50 euro - Tina Blau – Painter
Series: Austria - Austria’s Unsung Heroines
The first unsung Austrian heroine in this fascinating series, Tina Blau, born in Vienna in 1845, was drawn to painting as a child. In those days, aspiring female painters had to rely on private lessons as there were no official training opportunities for them, but she was fortunate to have a highly supportive father.
Not content to work in a studio, she painted landscapes at a time when outdoor painting was not very popular and was among the first Austrian artists to travel through Austria and other European countries in search of new subjects. Characterised by the rediscovery of Biedermeier realism, her style also showed impressionistic tendencies.
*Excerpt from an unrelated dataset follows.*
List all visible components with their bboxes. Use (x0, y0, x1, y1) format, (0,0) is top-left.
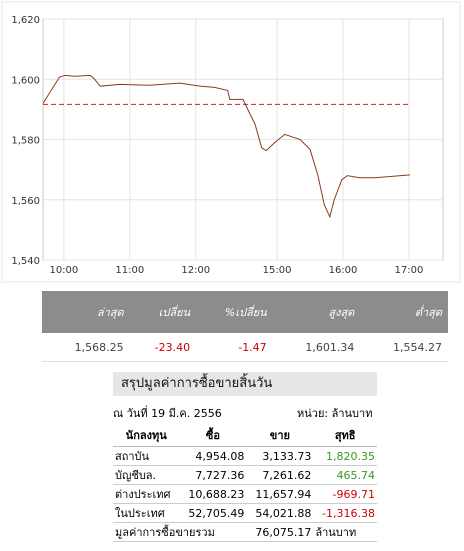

She painted her masterpiece Spring in the Prater in the meadows of the Viennese park in 1882. Unprecedented in its brightness, the painting made Tina Blau an artist of European standing.
In 1883, she moved to Munich where she taught at the Women Artists’ Association. Her first major exhibition was held there in 1890; she later exhibited her work at the Chicago World’s Fair in 1893 and her work was presented at many subsequent international exhibitions. In 1897, she helped found the Wiener Frauenakademie, an art school for women in Vienna, where she taught until 1915. A truly modern painter and thinker, Tina Blau was a courageous and independent personality who had a profound effect on the next generations of women artists. She died in the Austrian capital in 1916.
The coin’s obverse features a likeness of Tina Blau taken from a photograph from her youth. A broad brushstroke dominates the background of the coin. Decorated with trees and flowers, the right-hand side of the coin’s reverse focuses on the landscape painting for which Tina Blau became famous. The portraits of two women on the left allude to her time teaching at the Wiener Frauenakademie.